Residential Q&A


QUESTION: Are your residences actual homes, or more like school dormitories?

ANSWER: Our residences are family homes in safe neighborhoods. We work hard to make each residence a warm and welcoming “home away from home” for the children who live there. Residences are well-constructed, well-maintained single-family homes with fenced backyards, picnic tables, grills, and space for outside activities. Inside, they are neat, clean, comfortable, and homey.

Children receive round-the-clock supervision provided by caring and competent staff. Each day is designed to reflect a typical day for any child. Staff and residents work together in the kitchen, preparing and cleaning up after meals as appropriate. They play games or watch TV together in the common living areas, and have access to exercise equipment and computers.

Most residences offer shared bedrooms and bathrooms. Some single bedrooms are available, based on documented clinical needs. Our houses have alarms on all doors, and on windows if necessary, to ensure the safety of those who live there.


Q: What is the staff-to-student ratio? Is there continuity between day programs and residential life?

A: Our daytime staff-to-student ratio is 1:2; at night it is 1:4. We offer 24-hour “awake” staffing, and our overnight staff check on students every 15 minutes throughout the night. We can also provide 1:1 care, if that is a requirement of your child’s Individualized Education Program (IEP).

To help students smoothly transition into their day, our school staff arrive at the residences at 7 a.m. on weekdays to assist with typical morning routines — personal hygiene, breakfast, and transportation to school.


Q: How often will my child be able to participate in community outings?

A: Residential students have opportunities to join in community outings each week. They often go to parks for picnics and hikes, take trips to the zoo, see movies, visit the library, and go bowling. Many attend college and community sporting events and, on occasion, Celtics and Red Sox games! We go to retail establishments, like grocery and drug stores, to help students develop community-based skills. We also have outings to nearby restaurants to practice social skills and, just as importantly, to have fun together!


Q: How often can I visit my child? What kind of support is available for families?

A: You are always welcome! We have an open door/open visit policy. We do recommend that you make an appointment or select certain days or times to ensure your child is at home and available. Over time, many families get to know each other and spend time together, helping create an even more family friendly environment for the children.

During our designated home weekends each month, many students visit their family homes. On these weekends, a member of our Family Services staff is always on-call to provide support to families, should any questions or issues arise.

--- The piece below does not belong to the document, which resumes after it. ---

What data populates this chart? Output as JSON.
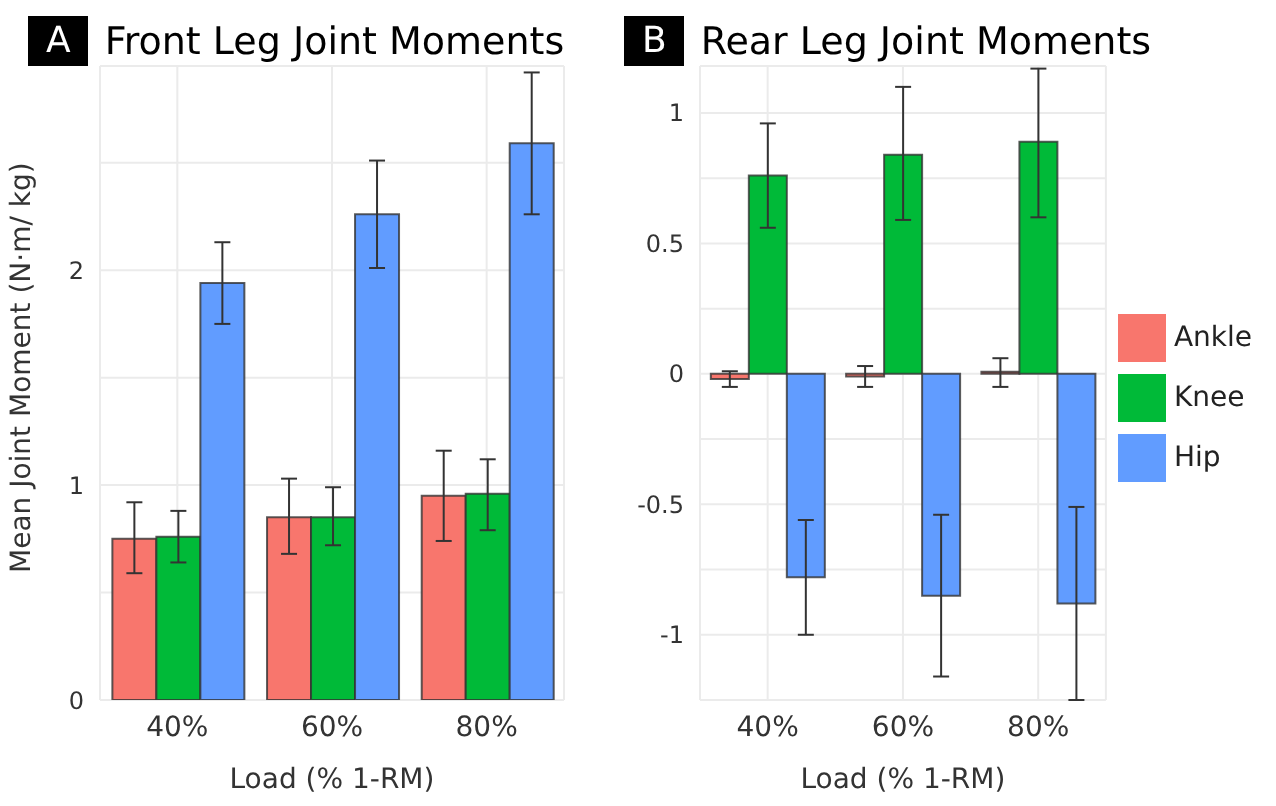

To help ensure continuity between home/school/residence, we offer free family training sessions and parent support groups. Each student has a case manager who provides the family with regular updates, and each family has its own Family Services representative.


Q: Can you help my child become more independent?

A: We focus on skill-building, quality of life, and enhanced independence for all the students in our care. Our residential services help students learn, strengthen, and generalize their independent living skills such as dressing, bathing, brushing teeth, and pitching in with household chores.

We also recognize the importance of helping students develop leisure skills and making sure they have their own personal time. While encouraging students to become more independent, our staff continuously provides support and supervision to ensure that each child’s unique needs are met.


Q: I know my son works on his IEP goals in the classroom, but will he be able to work on them in the residence too?

A: Absolutely. Each residence provides another location and many additional opportunities for us to continue to address students’ IEP goals. Some IEP goals — such as daily living and communication (speech and language) skills — can be addressed in the residences. Others — such as banking, purchasing, and safety skills — are addressed during community outings.

All staff members receive comprehensive and ongoing training, and all are supervised by highly qualified professionals. Whether we are working with our students in the school or residential setting, we use the same evidence-based techniques of applied behavior analysis (ABA).


Q: Are there on-site medical services at the residences?

A: Yes. To meet the medical needs of our students, we have a residential nursing staff, a nurse on-call system, and consulting physicians. On weekdays, one nurse is on duty until 10 p.m. to provide medical support to the residences. At other times, an on-call nurse is available 24 hours a day. A pediatrician and a consulting psychiatrist visit the school on a regular basis.


Q: What will happen when my child turns 22 and must transition into adult services?

A: In Massachusetts, if a student is already receiving services through an IEP, s/he may be automatically eligible for continued adult services when s/he turns 22. You should become familiar with federal and state laws (such as Chapter 688) that govern the agencies that provide these services.

Most families who require ongoing support choose to continue their relationship with May Institute beyond graduation. These young adults transition directly into our state-of-the-art day programs, and/or our nearly 100 group homes across Massachusetts, ensuring a seamless continuum of care. If your child will be relocating to another provider in the area, we will work with the potential new placement site to schedule a visit.

We will make every effort to meet your family’s unique needs and guide you through the transition process. We will work with you every step of the way.